WHO urges Lukashenko to tighten controls as virus outbreak 'grows rapidly'

Belarusian President Alexander Lukashenko (R) and his son Nikolai (middle) light candles at an Orthodox Easter service. Photograph: Nikolai Petrov/EPA

Belarusian President Alexander Lukashenko (R) and his son Nikolai (middle) light candles at an Orthodox Easter service. Photograph: Nikolai Petrov/EPA

 

Alexander Lukashenko, the authoritarian president of Belarus, has swatted away criticism of his unorthodox handling of the coronavirus outbreak, even as the World Health Organisation urged his country to change its approach to the pandemic.

Belarus has registered 7,281 cases of the Covid-19 virus – a figure that has more than doubled in the past week – and the deaths of 58 people from a combination of the virus and chronic conditions such as heart disease.

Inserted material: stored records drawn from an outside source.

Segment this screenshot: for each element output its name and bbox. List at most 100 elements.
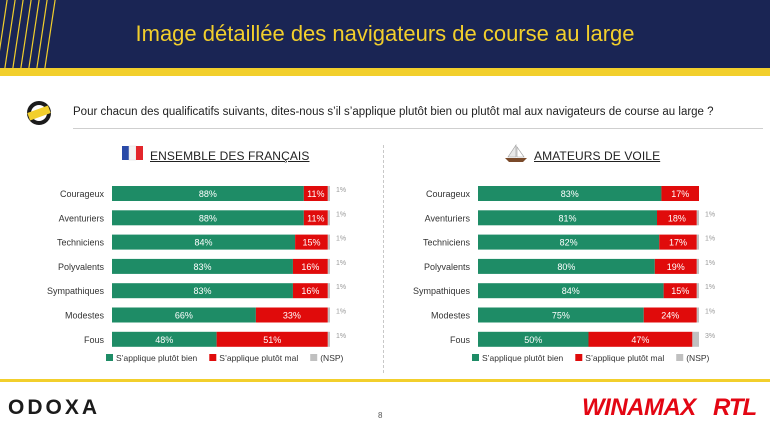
bar-nsp (327, 234, 330, 250)
bar-value-label: 84% (562, 286, 580, 296)
bar-value-label: 81% (558, 213, 576, 223)
bar-value-label: 66% (175, 311, 193, 321)
legend-label: S’applique plutôt bien (482, 353, 564, 363)
bar-bien (112, 307, 256, 323)
bar-bien (478, 307, 644, 323)
panel-divider (383, 145, 384, 373)
bar-mal (657, 210, 697, 226)
category-label: Techniciens (57, 238, 105, 248)
bar-nsp (696, 307, 699, 323)
bar-mal (292, 283, 328, 299)
nsp-value-label: 1% (336, 284, 346, 291)
bar-mal (643, 307, 697, 323)
bar-nsp (696, 210, 699, 226)
bar-nsp (327, 331, 330, 347)
bar-value-label: 83% (193, 286, 211, 296)
legend-swatch (209, 354, 217, 361)
nsp-value-label: 1% (705, 236, 715, 243)
bar-mal (588, 331, 693, 347)
legend-swatch (472, 354, 479, 361)
bar-value-label: 15% (671, 286, 689, 296)
bar-value-label: 48% (155, 335, 173, 345)
category-label: Techniciens (423, 238, 471, 248)
category-label: Modestes (65, 311, 105, 321)
legend-swatch (106, 354, 113, 361)
bar-mal (255, 307, 328, 323)
rtl-logo: RTL (713, 394, 757, 421)
bar-value-label: 84% (195, 238, 213, 248)
legend-swatch (575, 354, 583, 361)
legend-swatch (676, 354, 684, 361)
legend-swatch (310, 354, 318, 361)
nsp-value-label: 1% (336, 333, 346, 340)
bar-nsp (696, 234, 699, 250)
bar-value-label: 19% (667, 262, 685, 272)
category-label: Aventuriers (59, 213, 105, 223)
bar-value-label: 51% (263, 335, 281, 345)
nsp-value-label: 1% (336, 187, 346, 194)
bar-value-label: 11% (307, 189, 324, 199)
bar-nsp (327, 186, 330, 201)
decorative-pattern (0, 0, 56, 68)
bar-nsp (327, 283, 330, 299)
bar-value-label: 82% (560, 238, 578, 248)
category-label: Modestes (431, 311, 471, 321)
category-label: Sympathiques (47, 286, 105, 296)
bar-mal (659, 234, 697, 250)
bar-value-label: 88% (199, 189, 217, 199)
chart-ensemble: Courageux 88% 11% 1% Aventuriers 88% 11% 1% Tech… (47, 186, 346, 363)
category-label: Courageux (60, 189, 105, 199)
category-label: Sympathiques (413, 286, 471, 296)
bar-nsp (327, 258, 330, 274)
bar-value-label: 17% (669, 238, 687, 248)
category-label: Polyvalents (424, 262, 471, 272)
bar-value-label: 83% (193, 262, 211, 272)
france-flag-icon (122, 145, 143, 161)
category-label: Courageux (426, 189, 471, 199)
bar-mal (303, 186, 328, 201)
footer-accent-line (0, 379, 770, 382)
bar-bien (478, 186, 662, 201)
category-label: Fous (84, 335, 105, 345)
legend-label: S’applique plutôt bien (116, 353, 198, 363)
bar-mal (654, 258, 697, 274)
bar-nsp (696, 283, 699, 299)
header-accent-line (0, 68, 770, 76)
bar-nsp (327, 210, 330, 226)
bar-mal (295, 234, 328, 250)
bar-bien (112, 258, 293, 274)
bar-value-label: 18% (668, 213, 686, 223)
bar-value-label: 83% (561, 189, 579, 199)
bar-value-label: 47% (631, 335, 649, 345)
bar-mal (303, 210, 328, 226)
question-rule (73, 128, 763, 129)
legend-label: (NSP) (320, 353, 343, 363)
legend-label: S’applique plutôt mal (219, 353, 298, 363)
bar-value-label: 80% (557, 262, 575, 272)
bar-mal (663, 283, 697, 299)
category-label: Polyvalents (58, 262, 105, 272)
bar-mal (292, 258, 328, 274)
chart-amateurs: Courageux 83% 17% Aventuriers 81% 18% 1% Techni… (413, 186, 715, 363)
bar-value-label: 75% (552, 311, 570, 321)
header-bar: Image détaillée des navigateurs de cours… (0, 0, 770, 68)
bar-bien (112, 283, 293, 299)
bar-bien (478, 258, 655, 274)
odoxa-logo-icon (27, 101, 51, 125)
bar-value-label: 24% (661, 311, 679, 321)
bar-bien (478, 210, 658, 226)
nsp-value-label: 1% (705, 309, 715, 316)
winamax-logo: WINAMAX (582, 394, 696, 421)
question-text: Pour chacun des qualificatifs suivants, … (73, 106, 714, 118)
legend-label: S’applique plutôt mal (585, 353, 664, 363)
bar-mal (661, 186, 699, 201)
legend-label: (NSP) (686, 353, 709, 363)
bar-bien (112, 234, 296, 250)
bar-value-label: 88% (199, 213, 217, 223)
nsp-value-label: 1% (705, 284, 715, 291)
bar-mal (216, 331, 328, 347)
bar-value-label: 16% (301, 286, 319, 296)
category-label: Aventuriers (425, 213, 471, 223)
bar-bien (112, 210, 304, 226)
bar-nsp (696, 258, 699, 274)
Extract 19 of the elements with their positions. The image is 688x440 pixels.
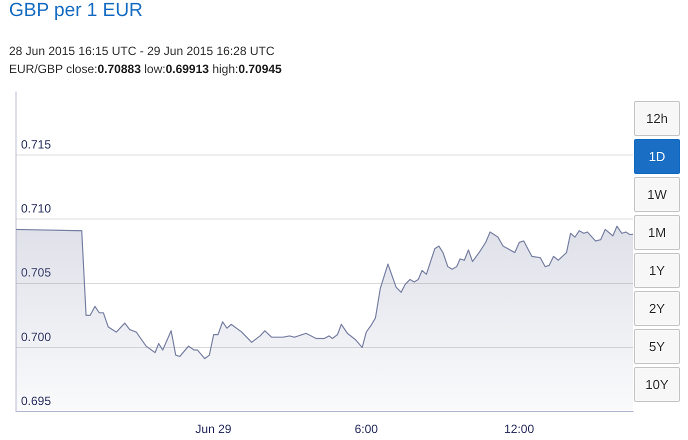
chart-title: GBP per 1 EUR — [9, 0, 143, 22]
y-tick-label: 0.695 — [21, 394, 52, 408]
text: 1Y — [634, 253, 680, 288]
x-tick-label: 6:00 — [354, 422, 378, 436]
y-tick-label: 0.710 — [21, 202, 52, 216]
y-tick-label: 0.705 — [21, 266, 52, 280]
text: 2Y — [634, 291, 680, 326]
text: 10Y — [634, 367, 680, 402]
text: EUR/GBP close:0.70883 low:0.69913 high:0.70945 — [9, 62, 282, 76]
text: 5Y — [634, 329, 680, 364]
text: 1W — [634, 177, 680, 212]
y-tick-label: 0.715 — [21, 137, 52, 152]
text: 1M — [634, 215, 680, 250]
y-tick-label: 0.700 — [21, 330, 52, 344]
text: 1D — [634, 139, 680, 174]
chart-subtitle: 28 Jun 2015 16:15 UTC - 29 Jun 2015 16:28 UTC — [9, 44, 274, 58]
x-tick-label: 12:00 — [504, 422, 534, 436]
x-tick-label: Jun 29 — [195, 422, 232, 436]
text: 12h — [634, 101, 680, 136]
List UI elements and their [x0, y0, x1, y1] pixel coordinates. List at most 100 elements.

Mr Lukashenko insists that none of Belarus’s 9.5 million people have died or will die solely due to Covid-19, and he has recommended farming, vodka, sport and the sauna as ways to fend off the disease. He has described the pandemic as a “psychosis” that is needlessly being allowed to wreck the global economy.

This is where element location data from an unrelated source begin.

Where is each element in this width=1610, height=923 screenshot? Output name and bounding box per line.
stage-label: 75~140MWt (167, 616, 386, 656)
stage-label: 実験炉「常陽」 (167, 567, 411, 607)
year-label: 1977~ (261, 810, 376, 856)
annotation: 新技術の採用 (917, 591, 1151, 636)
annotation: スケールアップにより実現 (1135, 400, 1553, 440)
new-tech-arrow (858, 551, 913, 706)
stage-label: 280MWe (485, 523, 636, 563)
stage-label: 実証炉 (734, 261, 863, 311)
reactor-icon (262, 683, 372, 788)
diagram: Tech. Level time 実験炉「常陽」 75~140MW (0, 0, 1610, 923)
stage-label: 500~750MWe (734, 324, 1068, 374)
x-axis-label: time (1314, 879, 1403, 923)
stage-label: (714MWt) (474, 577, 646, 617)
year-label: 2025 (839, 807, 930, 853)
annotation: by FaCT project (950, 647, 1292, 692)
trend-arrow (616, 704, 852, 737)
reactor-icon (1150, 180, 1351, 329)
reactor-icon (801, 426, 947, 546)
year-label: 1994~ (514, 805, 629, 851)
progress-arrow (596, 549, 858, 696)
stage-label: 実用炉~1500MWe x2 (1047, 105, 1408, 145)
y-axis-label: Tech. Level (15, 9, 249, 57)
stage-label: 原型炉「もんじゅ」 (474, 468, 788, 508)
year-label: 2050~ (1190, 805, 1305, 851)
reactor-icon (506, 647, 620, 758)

Schools have reopened across Belarus after Easter holidays, a national “working Saturday” will take place this weekend and the military still intends to hold a May 9th Victory Day parade to mark 75 years since the end of the second World War – a major event that has been postponed in neighbouring Russia.

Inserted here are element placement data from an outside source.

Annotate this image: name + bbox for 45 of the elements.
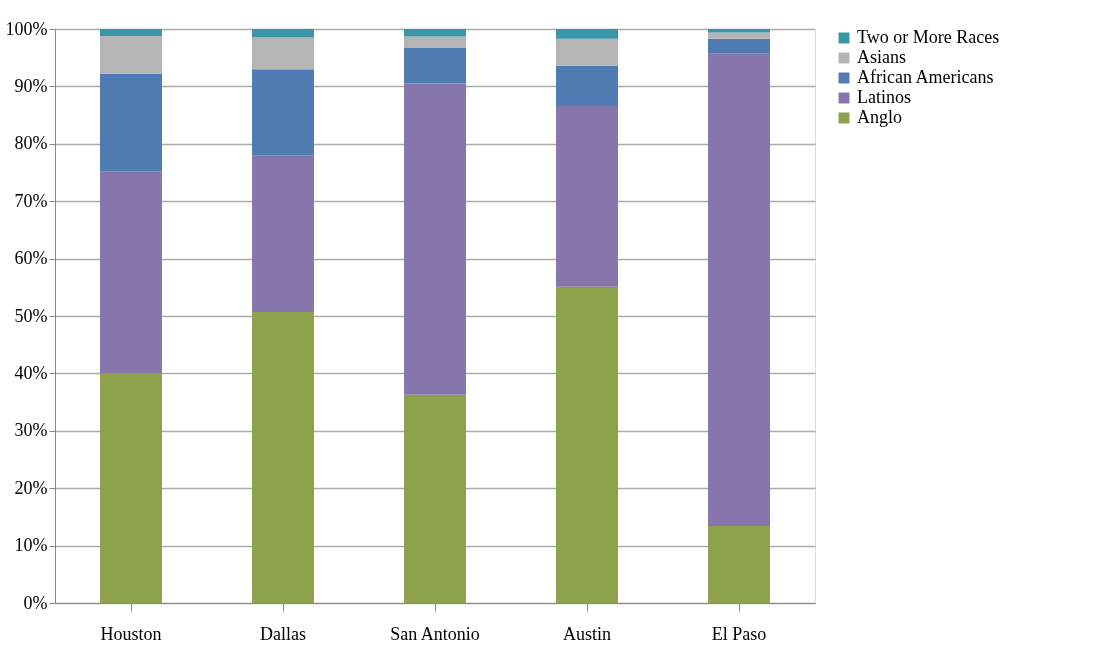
y-tick-label: 20%: [14, 477, 48, 498]
bar: [404, 83, 466, 395]
bar: [404, 394, 466, 603]
bar: [556, 105, 618, 287]
legend-label: Two or More Races: [857, 27, 1000, 47]
x-tick-label: Dallas: [260, 623, 306, 644]
legend-label: Anglo: [857, 107, 902, 127]
bar: [708, 38, 770, 54]
legend-label: African Americans: [857, 67, 994, 87]
y-tick-label: 100%: [5, 18, 48, 39]
y-tick-label: 0%: [23, 592, 48, 613]
x-tick-label: Austin: [562, 623, 612, 644]
bar: [708, 526, 770, 603]
y-tick-label: 80%: [14, 133, 48, 154]
bar: [556, 29, 618, 39]
legend-label: Latinos: [857, 87, 911, 107]
y-tick-label: 10%: [14, 535, 48, 556]
y-tick-label: 40%: [14, 362, 48, 383]
bar: [100, 373, 162, 603]
x-tick-label: Houston: [100, 623, 162, 644]
bar: [252, 69, 314, 156]
y-tick-label: 60%: [14, 248, 48, 269]
bar: [708, 32, 770, 39]
bar: [404, 36, 466, 48]
bar: [404, 47, 466, 84]
x-tick-label: San Antonio: [390, 623, 480, 644]
bar: [252, 37, 314, 70]
bar: [556, 38, 618, 66]
y-tick-label: 90%: [14, 75, 48, 96]
y-tick-label: 50%: [14, 305, 48, 326]
bar: [556, 65, 618, 106]
y-tick-label: 30%: [14, 420, 48, 441]
bar: [708, 53, 770, 527]
legend-label: Asians: [857, 47, 906, 67]
bar: [404, 29, 466, 37]
bar: [100, 171, 162, 374]
y-tick-label: 70%: [14, 190, 48, 211]
bar: [100, 29, 162, 36]
bar: [100, 35, 162, 74]
bar: [252, 155, 314, 312]
bar: [556, 286, 618, 603]
bar: [252, 311, 314, 603]
bar: [100, 73, 162, 172]
bar: [252, 29, 314, 38]
x-tick-label: El Paso: [711, 623, 767, 644]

“Now this coronavirus has turned into politics. Everyone’s looking for a chance to bite Lukashenko and Belarus [because] they’ve broken ranks,” the country’s leader of 26 years said on Tuesday.

The former collective farm boss said heavily centralised Belarus had “preserved the [health] system and put it in order. And so it turned out that we were more or less ready for this infection and others.”

Government critics say officials are playing down the scale of the outbreak and trying to attribute as many Covid-19-related deaths as possible to other causes.

Mr Lukashenko has ensured that restaurants, bars, cinemas and theatres remain open in Belarus, and its football season is continuing with supporters in the stands; on Sunday, the president and his son were among hundreds of thousands of Belarusians who attended church services for Orthodox Easter.

The WHO said on Tuesday the Covid-19 outbreak was now “growing rapidly” in Belarus and urged it to introduce physical distancing measures.

These should include “postponing large gatherings, including sports, religious and cultural events ... introducing options for teleworking, and distance learning for schools ... and suspending nonessential business,” the organisation said.

A member of the amateur ice hockey team that Mr Lukashenko (65) plays for has tested positive for coronavirus, but the president is not self-isolating.

After a recent match, Mr Lukashenko said beside the rink: “There are no viruses here. Sport, especially the ice, this ‘fridge’ – it’s the best anti-virus medicine.”